UK inflation climbs to 3.3% as Middle East Conflict pushes up energy costs

UK inflation climbs to 3.3% as Middle East Conflict pushes up energy costs

UK inflation rose to 3.3% in the year to March, up from 3% in February, as the conflict in the Middle East triggered the largest monthly jump in petrol and diesel prices in nearly three years.

The Office for National Statistics (ONS) said the rise was “largely due to increased fuel prices”, with airfares and food also contributing.

Motor fuel increased by 8.7% month-on-month, the largest rise since June 2022, in the immediate aftermath of the Russian invasion of Ukraine. Over the year to March, fuel prices rose by 4.9%, the highest annual increase since January 2023.

ONS chief economist Grant Fitzner noted that airfares and rising food prices also played a part, whilst “the only significant offset came from clothing costs, where prices rose by less than this time last year”. He added that “the monthly cost of both raw materials for businesses and goods leaving factories rose substantially, driven by higher crude oil and petrol prices”.

Food inflation climbed from 3.3% to 3.7% in the year to March, driven by chocolate and confectionery, meat, fish and soft drinks. The Food and Drink Federation has forecast that food inflation could reach as high as 10% by the end of the year. Economists more broadly predict that headline inflation could peak between 3.5% and 4% – above the Bank of England’s 2% target, though far below the double-digit rates seen at the start of the Ukraine conflict in 2022.

Kevin Brown, savings expert at Scottish Friendly, said the March figures reflect “the early impact of recent energy price increases, with further inflationary pressure from conflict in the Middle East still to filter through”. He warned that for many UK households, “this is an unwelcome development at an already difficult time”, pointing to Scottish Friendly’s Family Finance Tracker research which found six in ten people do not believe the cost-of-living crisis is over, whilst two-thirds remain concerned about affording their regular outgoings over the next 12 months.

On the implications for monetary policy, Mr Brown said that “a 3.3% reading today will only reinforce expectations that the BoE’s base rate will remain on hold next week”.

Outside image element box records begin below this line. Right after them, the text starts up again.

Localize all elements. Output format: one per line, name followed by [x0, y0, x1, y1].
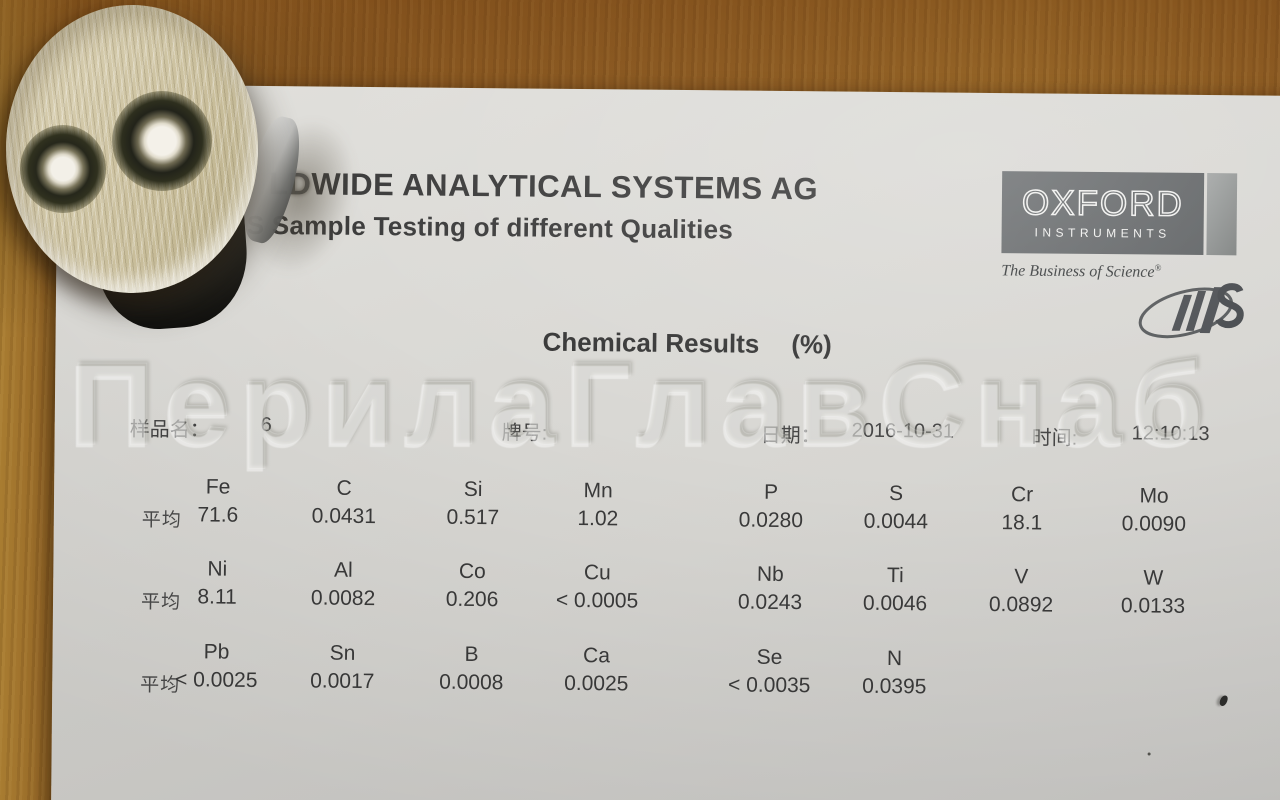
element-symbol: N	[886, 646, 903, 671]
table-cell: Al 0.0082	[268, 558, 418, 611]
element-symbol: Ca	[582, 644, 611, 668]
element-value: 0.0017	[310, 669, 375, 694]
table-cell: W 0.0133	[1078, 566, 1228, 619]
element-value: < 0.0005	[555, 588, 639, 613]
element-symbol: W	[1143, 566, 1164, 590]
element-symbol: Mn	[583, 479, 613, 503]
element-value: 0.0892	[988, 592, 1054, 617]
table-row: 平均 Pb < 0.0025 Sn 0.0017 B 0.0008 Ca 0.0025 Se < 0…	[52, 639, 1280, 715]
table-row: 平均 Fe 71.6 C 0.0431 Si 0.517 Mn 1.02 P 0.0280 S 0.00…	[54, 474, 1280, 550]
element-value: 0.0025	[564, 671, 629, 696]
element-symbol: V	[1014, 565, 1029, 589]
spark-burn-spot-left	[20, 125, 106, 213]
element-value: 0.0090	[1121, 512, 1187, 536]
table-cell: C 0.0431	[269, 476, 419, 529]
table-cell: Cr 18.1	[947, 483, 1097, 536]
element-value: 1.02	[577, 507, 619, 531]
element-value: 18.1	[1001, 511, 1043, 535]
table-cell: Ca 0.0025	[521, 643, 671, 696]
element-symbol: Mo	[1139, 484, 1169, 508]
was-monogram-icon	[1134, 276, 1247, 348]
table-cell: N 0.0395	[819, 646, 969, 699]
table-cell: Mo 0.0090	[1079, 484, 1229, 537]
table-cell: V 0.0892	[946, 565, 1096, 618]
element-value: 0.0395	[862, 674, 927, 699]
element-symbol: C	[336, 476, 352, 500]
spark-burn-spot-right	[112, 91, 212, 191]
element-symbol: Al	[333, 558, 353, 582]
table-cell: Cu < 0.0005	[522, 560, 672, 613]
table-cell: Mn 1.02	[523, 478, 673, 531]
ink-speck-small	[1147, 752, 1151, 756]
element-value: 0.0431	[311, 504, 377, 529]
element-symbol: Sn	[329, 641, 356, 665]
element-value: 0.0133	[1120, 594, 1186, 618]
table-cell: Sn 0.0017	[267, 641, 417, 694]
table-row: 平均 Ni 8.11 Al 0.0082 Co 0.206 Cu < 0.0005 Nb 0.024…	[53, 556, 1280, 632]
element-symbol: Cr	[1010, 483, 1034, 507]
report-paper: LDWIDE ANALYTICAL SYSTEMS AG S Sample Te…	[50, 84, 1280, 800]
metal-sample-puck	[6, 5, 258, 293]
element-value: 0.0082	[310, 586, 376, 611]
element-symbol: Cu	[583, 561, 611, 585]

The bank’s Monetary Policy Committee is due to meet next week. Before the conflict, interest rates had been expected to fall this year, but the prospect of sustained price rises has all but ruled out any near-term cuts.

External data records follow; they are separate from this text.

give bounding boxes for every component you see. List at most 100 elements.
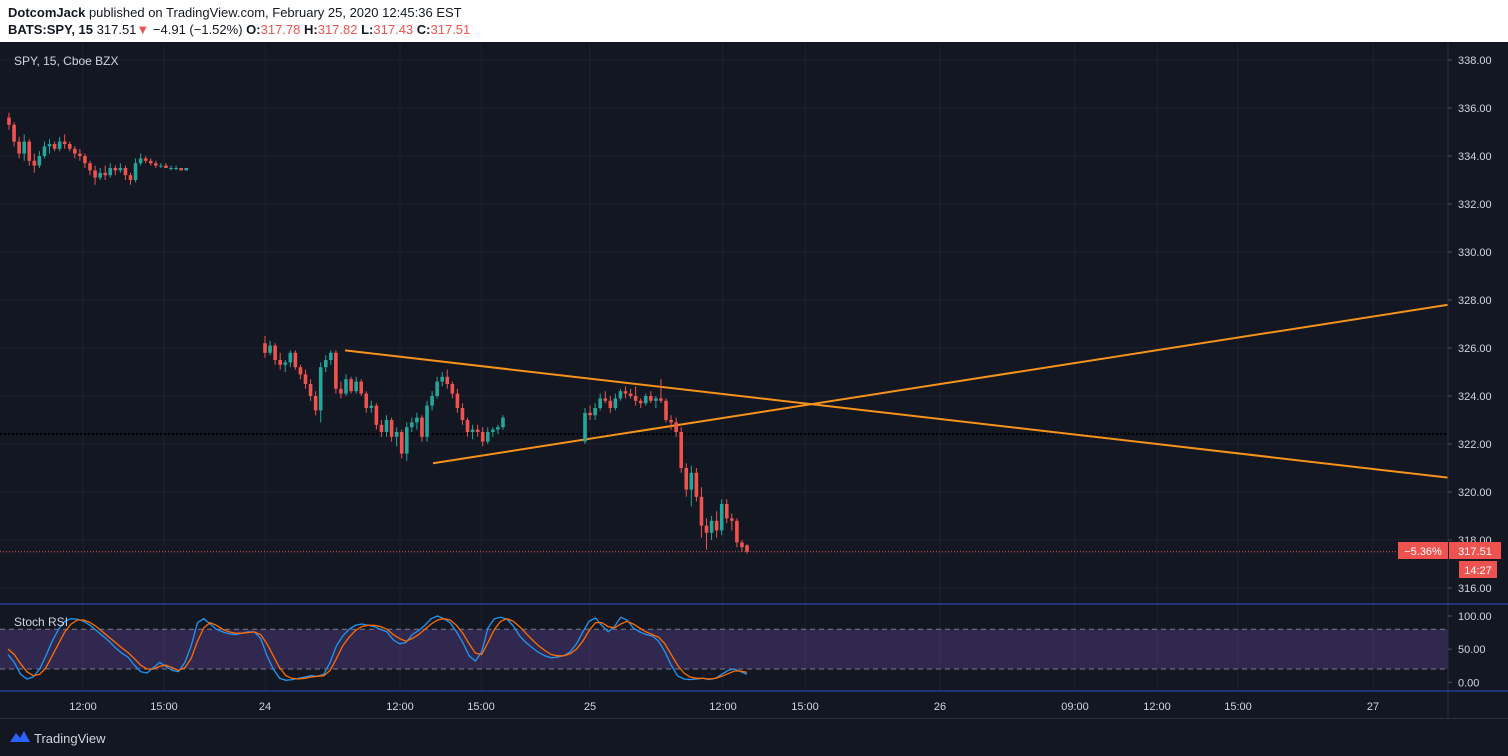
low-label: L: bbox=[361, 22, 374, 37]
time-tick-label: 12:00 bbox=[1143, 701, 1171, 713]
candle-body bbox=[613, 398, 618, 408]
candle-body bbox=[679, 432, 683, 468]
candle-body bbox=[735, 520, 739, 543]
candle-body bbox=[730, 518, 734, 521]
candle-body bbox=[460, 408, 465, 420]
publication-header: DotcomJack published on TradingView.com,… bbox=[0, 0, 1508, 42]
candle-body bbox=[174, 168, 178, 169]
time-tick-label: 15:00 bbox=[1224, 701, 1252, 713]
candle-body bbox=[93, 170, 97, 178]
candle-body bbox=[369, 405, 374, 408]
price-tick-label: 324.00 bbox=[1458, 391, 1492, 403]
footer: TradingView bbox=[0, 718, 1508, 756]
candle-body bbox=[425, 405, 429, 437]
candle-body bbox=[669, 420, 673, 423]
candle-body bbox=[52, 144, 57, 149]
trendline bbox=[344, 349, 1449, 479]
candle-body bbox=[113, 168, 118, 171]
candle-body bbox=[475, 429, 480, 432]
timer-badge-bg bbox=[1459, 561, 1497, 578]
rsi-tick-label: 100.00 bbox=[1458, 611, 1492, 623]
chart-background bbox=[0, 42, 1508, 718]
candle-body bbox=[288, 352, 293, 363]
change-arrow-icon: ▼ bbox=[136, 22, 150, 37]
candle-body bbox=[364, 393, 369, 408]
candle-body bbox=[583, 412, 587, 442]
candle-body bbox=[684, 468, 689, 490]
candle-body bbox=[588, 412, 592, 416]
candle-body bbox=[674, 422, 678, 432]
candle-body bbox=[303, 374, 308, 384]
author-name[interactable]: DotcomJack bbox=[8, 5, 86, 20]
close-value: 317.51 bbox=[430, 22, 471, 37]
rsi-axis[interactable]: 100.00 50.00 0.00 bbox=[1448, 611, 1492, 689]
candle-body bbox=[32, 160, 37, 166]
candle-body bbox=[455, 393, 460, 408]
candle-body bbox=[465, 420, 470, 432]
stoch-rsi-band bbox=[0, 629, 1448, 670]
series-legend[interactable]: SPY, 15, Cboe BZX bbox=[14, 54, 119, 68]
candle-body bbox=[593, 408, 597, 416]
high-label: H: bbox=[304, 22, 318, 37]
candle-body bbox=[603, 398, 608, 401]
candle-body bbox=[659, 398, 663, 401]
candle-body bbox=[7, 117, 11, 125]
candle-body bbox=[745, 545, 749, 552]
candle-body bbox=[323, 360, 328, 368]
candle-body bbox=[714, 520, 719, 531]
candle-body bbox=[123, 168, 128, 176]
time-tick-label: 12:00 bbox=[386, 701, 414, 713]
candle-body bbox=[480, 432, 485, 442]
rsi-tick-label: 0.00 bbox=[1458, 677, 1479, 689]
candle-body bbox=[450, 384, 455, 394]
candle-body bbox=[57, 141, 62, 149]
candle-body bbox=[154, 163, 158, 166]
candle-body bbox=[415, 417, 419, 423]
candle-body bbox=[470, 429, 475, 432]
open-label: O: bbox=[246, 22, 261, 37]
candle-body bbox=[298, 367, 303, 375]
price-tick-label: 332.00 bbox=[1458, 199, 1492, 211]
candle-body bbox=[740, 542, 744, 548]
candle-body bbox=[349, 379, 353, 392]
candle-body bbox=[329, 352, 333, 360]
candles bbox=[7, 112, 749, 554]
candle-body bbox=[608, 400, 613, 408]
candle-body bbox=[399, 432, 404, 454]
time-tick-label: 25 bbox=[584, 701, 596, 713]
tradingview-logo-icon[interactable] bbox=[10, 730, 30, 744]
close-label: C: bbox=[416, 22, 431, 37]
candle-body bbox=[108, 168, 113, 176]
candle-body bbox=[649, 396, 653, 401]
candle-body bbox=[339, 388, 343, 394]
candle-body bbox=[143, 158, 148, 161]
time-axis[interactable]: 12:00 15:00 24 12:00 15:00 25 12:00 15:00 26 09:0… bbox=[69, 701, 1379, 713]
candle-body bbox=[440, 376, 445, 382]
price-change: −4.91 (−1.52%) bbox=[152, 22, 243, 37]
candle-body bbox=[643, 396, 648, 404]
candle-body bbox=[27, 141, 32, 161]
candle-body bbox=[430, 396, 434, 406]
indicator-legend[interactable]: Stoch RSI bbox=[14, 615, 68, 629]
trendlines[interactable] bbox=[0, 303, 1449, 553]
candle-body bbox=[308, 384, 313, 396]
price-tick-label: 334.00 bbox=[1458, 151, 1492, 163]
candle-body bbox=[164, 165, 168, 168]
candle-body bbox=[78, 153, 82, 156]
candle-body bbox=[704, 525, 709, 533]
price-axis[interactable]: 338.00 336.00 334.00 332.00 330.00 328.00 326.… bbox=[1448, 55, 1492, 595]
time-tick-label: 15:00 bbox=[467, 701, 495, 713]
footer-brand[interactable]: TradingView bbox=[34, 731, 106, 746]
ohlc-line: BATS:SPY, 15 317.51▼ −4.91 (−1.52%) O:31… bbox=[8, 22, 470, 37]
candle-body bbox=[67, 144, 72, 149]
time-tick-label: 26 bbox=[934, 701, 946, 713]
price-tick-label: 338.00 bbox=[1458, 55, 1492, 67]
candle-body bbox=[83, 156, 87, 164]
candle-body bbox=[359, 381, 363, 394]
time-tick-label: 24 bbox=[259, 701, 271, 713]
chart-canvas[interactable]: 338.00 336.00 334.00 332.00 330.00 328.00 326.… bbox=[0, 42, 1508, 718]
candle-body bbox=[148, 160, 153, 164]
candle-body bbox=[283, 362, 288, 365]
price-badge-bg bbox=[1449, 542, 1501, 559]
publication-info: DotcomJack published on TradingView.com,… bbox=[8, 5, 462, 20]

Luke Bartholomew, deputy chief economist at Aberdeen, said that whilst “the market will take some comfort that the increase in inflation was no greater than had been expected”, services inflation remained elevated and inflation is set to rise further once higher energy costs feed through to household bills following the Ofgem price cap reset in July.

He added that policymakers will be “much more focussed on whether higher energy prices start to contaminate a broader range of prices”, though with the labour market and broader economy “relatively weak, it is hard to see workers and firms having much power to gain higher wages and push through higher prices in response”. For now, he concluded, “the Bank of England is likely to remain in wait-and-see mode”.

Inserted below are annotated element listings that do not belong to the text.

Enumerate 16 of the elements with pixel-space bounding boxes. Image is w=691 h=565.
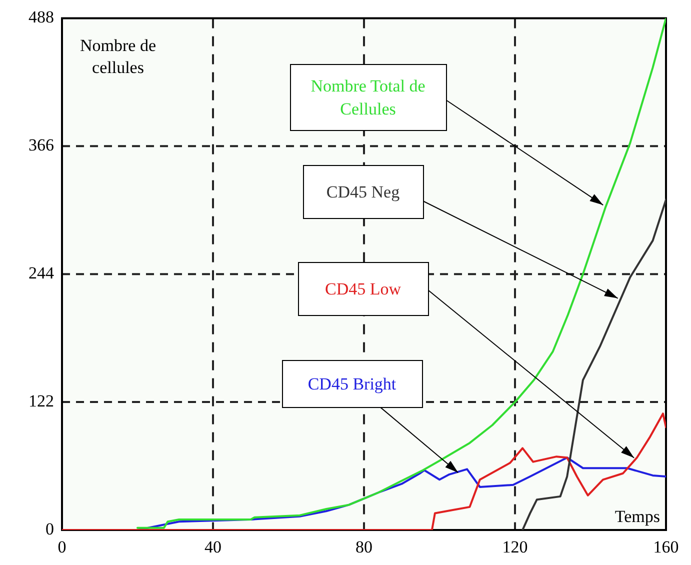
- text: Nombre Total de Cellules: [310, 76, 426, 118]
- x-tick-label: 40: [204, 538, 222, 557]
- y-tick-label: 366: [28, 136, 54, 155]
- x-tick-label: 0: [58, 538, 66, 557]
- y-tick-label: 244: [28, 264, 54, 283]
- y-tick-label: 488: [28, 8, 54, 27]
- y-tick-label: 0: [46, 519, 54, 538]
- x-tick-label: 120: [502, 538, 528, 557]
- y-tick-label: 122: [28, 392, 54, 411]
- text: CD45 Low: [324, 280, 402, 298]
- y-axis-title: Nombre de cellules: [80, 36, 156, 78]
- x-axis-title: Temps: [614, 507, 660, 526]
- text: CD45 Neg: [326, 182, 400, 202]
- x-tick-label: 80: [356, 538, 372, 557]
- x-tick-label: 160: [653, 538, 679, 557]
- text: CD45 Bright: [308, 374, 396, 394]
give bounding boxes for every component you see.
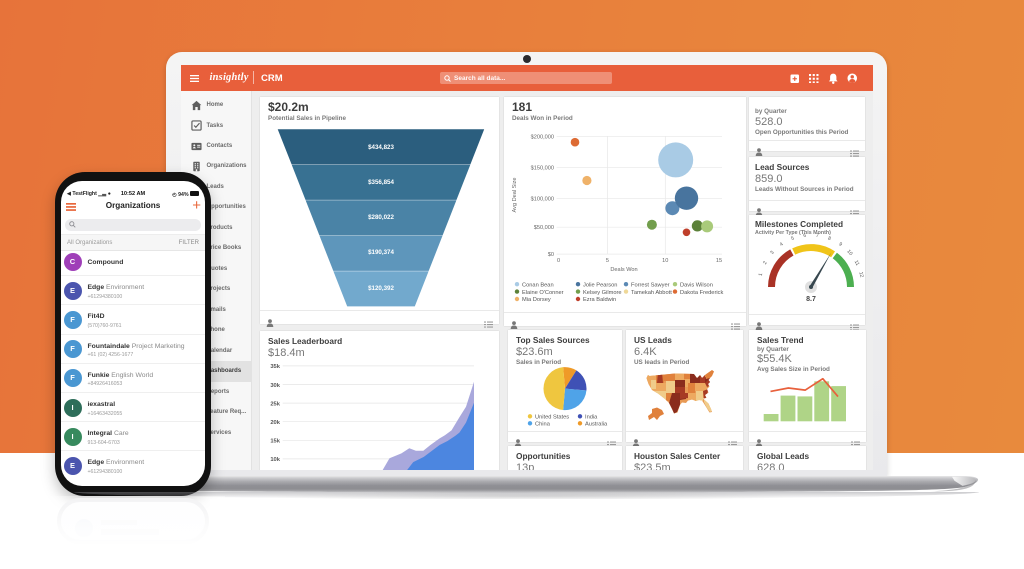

Emeritus Professor Joe Nellis, economic adviser at MHA, struck a more cautionary note, warning that the UK may be “drifting towards a difficult combination of weak growth and persistent inflation”. He observed that whilst the rules of the game appeared to have changed, the inflationary pressures now facing the economy are “external and transitory, not structural”. A key distinction from the demand-driven surge that followed the lifting of Covid lockdowns.

Unlike in 2022 and 2023, economic growth remains subdued, business investment is cautious and household spending constrained, meaning the bank is “unlikely to increase rates at all – unless there is a material escalation on the horizon”. He cautioned, however, that even a swift resolution to the conflict would not bring swift relief, as “costs already absorbed by firms take time to unwind, and pricing behaviour tends to adjust slowly on the way down”.